Previous evidence suggests that physicians' conversations about weight loss may have unintended consequences of adding weight-related stigma, consequent binge eating and weight gain, and higher risk for eating disorders, the researchers explain.

They say the results of the meta-analysis highlight the need for revised practice guidelines and new approaches.

Is BMI The Right Measure of Success?

In an accompanying editorial, Sarah C. Armstrong, MD, from the Department of Pediatrics, and Asheley Cockrell Skinner, PhD, from the Duke Clinical Research Institute, both at Duke University in Durham, North Carolina, agree the findings should compel clinicians, researchers, and policy makers to reevaluate interventions.

"This lack of effect is particularly striking given their use of only published trials; many more ineffective trials were probably never reported," they write.

However, they also question whether BMI is the right measure of screening success.

"Failing to reduce BMI should not be equated with failing to adopt healthier behaviors," Dr Armstrong and Dr Skinner write.

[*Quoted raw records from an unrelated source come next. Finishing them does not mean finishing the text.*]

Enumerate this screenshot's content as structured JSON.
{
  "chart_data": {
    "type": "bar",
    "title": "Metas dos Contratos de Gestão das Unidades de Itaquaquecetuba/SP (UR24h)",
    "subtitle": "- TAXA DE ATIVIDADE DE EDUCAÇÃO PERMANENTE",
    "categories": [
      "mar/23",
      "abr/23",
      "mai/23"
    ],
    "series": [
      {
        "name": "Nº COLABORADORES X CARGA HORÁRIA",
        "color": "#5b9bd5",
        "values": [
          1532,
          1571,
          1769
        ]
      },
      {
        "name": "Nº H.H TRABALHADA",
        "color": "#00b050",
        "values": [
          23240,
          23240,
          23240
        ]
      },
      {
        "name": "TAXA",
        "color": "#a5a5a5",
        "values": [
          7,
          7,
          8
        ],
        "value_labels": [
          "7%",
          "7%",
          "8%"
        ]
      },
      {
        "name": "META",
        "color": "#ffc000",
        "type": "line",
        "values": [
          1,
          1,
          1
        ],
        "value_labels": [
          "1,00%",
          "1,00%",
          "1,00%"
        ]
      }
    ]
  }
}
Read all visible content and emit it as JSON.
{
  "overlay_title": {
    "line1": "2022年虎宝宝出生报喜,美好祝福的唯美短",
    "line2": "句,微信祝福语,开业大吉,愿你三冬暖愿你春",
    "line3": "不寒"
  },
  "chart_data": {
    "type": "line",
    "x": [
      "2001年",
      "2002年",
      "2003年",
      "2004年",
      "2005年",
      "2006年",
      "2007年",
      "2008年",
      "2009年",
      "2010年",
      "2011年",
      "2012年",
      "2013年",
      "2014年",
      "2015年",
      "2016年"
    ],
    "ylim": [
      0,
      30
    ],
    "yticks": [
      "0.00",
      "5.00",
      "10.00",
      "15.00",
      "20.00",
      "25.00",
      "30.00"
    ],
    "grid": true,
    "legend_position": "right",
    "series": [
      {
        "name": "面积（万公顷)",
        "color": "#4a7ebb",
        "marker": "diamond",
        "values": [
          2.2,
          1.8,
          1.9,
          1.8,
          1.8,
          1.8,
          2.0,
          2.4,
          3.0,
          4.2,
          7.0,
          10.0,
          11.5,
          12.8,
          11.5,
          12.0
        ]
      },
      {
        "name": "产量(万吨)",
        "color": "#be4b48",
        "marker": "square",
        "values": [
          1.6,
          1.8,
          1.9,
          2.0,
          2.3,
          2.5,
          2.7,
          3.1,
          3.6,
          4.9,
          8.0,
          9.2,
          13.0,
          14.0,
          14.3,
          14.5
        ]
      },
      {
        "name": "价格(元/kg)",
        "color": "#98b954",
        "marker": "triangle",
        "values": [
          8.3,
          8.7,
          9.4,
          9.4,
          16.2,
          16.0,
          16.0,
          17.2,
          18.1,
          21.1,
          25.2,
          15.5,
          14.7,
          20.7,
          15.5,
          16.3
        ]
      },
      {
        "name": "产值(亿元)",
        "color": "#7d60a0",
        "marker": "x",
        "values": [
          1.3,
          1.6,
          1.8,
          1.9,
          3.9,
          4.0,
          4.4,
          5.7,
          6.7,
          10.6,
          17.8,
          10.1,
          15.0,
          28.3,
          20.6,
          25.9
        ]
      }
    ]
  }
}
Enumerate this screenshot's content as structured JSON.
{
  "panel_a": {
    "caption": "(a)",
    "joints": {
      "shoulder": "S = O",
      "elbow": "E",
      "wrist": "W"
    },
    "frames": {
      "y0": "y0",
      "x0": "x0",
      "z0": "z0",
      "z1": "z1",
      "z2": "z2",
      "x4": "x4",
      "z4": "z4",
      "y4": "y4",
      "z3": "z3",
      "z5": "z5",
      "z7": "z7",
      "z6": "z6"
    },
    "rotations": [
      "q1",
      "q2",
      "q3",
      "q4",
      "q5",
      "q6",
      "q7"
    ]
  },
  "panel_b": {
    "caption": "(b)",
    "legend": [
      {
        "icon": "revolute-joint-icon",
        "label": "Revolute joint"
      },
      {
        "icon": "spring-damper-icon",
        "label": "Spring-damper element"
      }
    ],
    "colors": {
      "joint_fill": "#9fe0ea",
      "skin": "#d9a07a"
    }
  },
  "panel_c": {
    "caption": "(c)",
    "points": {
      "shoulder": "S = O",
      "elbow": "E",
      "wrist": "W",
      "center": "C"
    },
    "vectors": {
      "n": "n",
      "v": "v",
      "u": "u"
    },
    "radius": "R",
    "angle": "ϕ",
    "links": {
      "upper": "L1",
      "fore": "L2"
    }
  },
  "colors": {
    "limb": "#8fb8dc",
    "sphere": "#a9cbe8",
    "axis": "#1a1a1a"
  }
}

Just as quitting smoking leads to reduced morbidity from chronic obstructive pulmonary disease and lung cancer, improving diet and changing behaviors can lead to improved glucose levels, lipid profiles, and blood pressure, they explain.

So by not talking about BMI in a primary care visit, physicians will miss the chance to talk with a family motivated to make changes. Also, by not mentioning concerns about weight, the family may be left with the impression that everything is fine.

In addition, if reduction in BMI is the only measure of success, families will not be praised for other health gains they may have achieved.

They say the researchers are right to highlight potential harms, but they also note that previous studies have shown parents want nonjudgmental conversations about weight conducted in a trusted medical home, and that those talks have not increased risk for unsafe dieting and have increased desire to change behaviors.

"We believe moving the field will require not only 'methodologically rigorous' randomized controlled trials but the use of innovative designs, such as pragmatic trials, to determine the effectiveness of obesity care and the use of networked data systems to better understand the development and trajectories of obesity in children," they write.

The authors and editorialists have disclosed no relevant financial relationships.

Pediatrics. Published online September 12, 2016.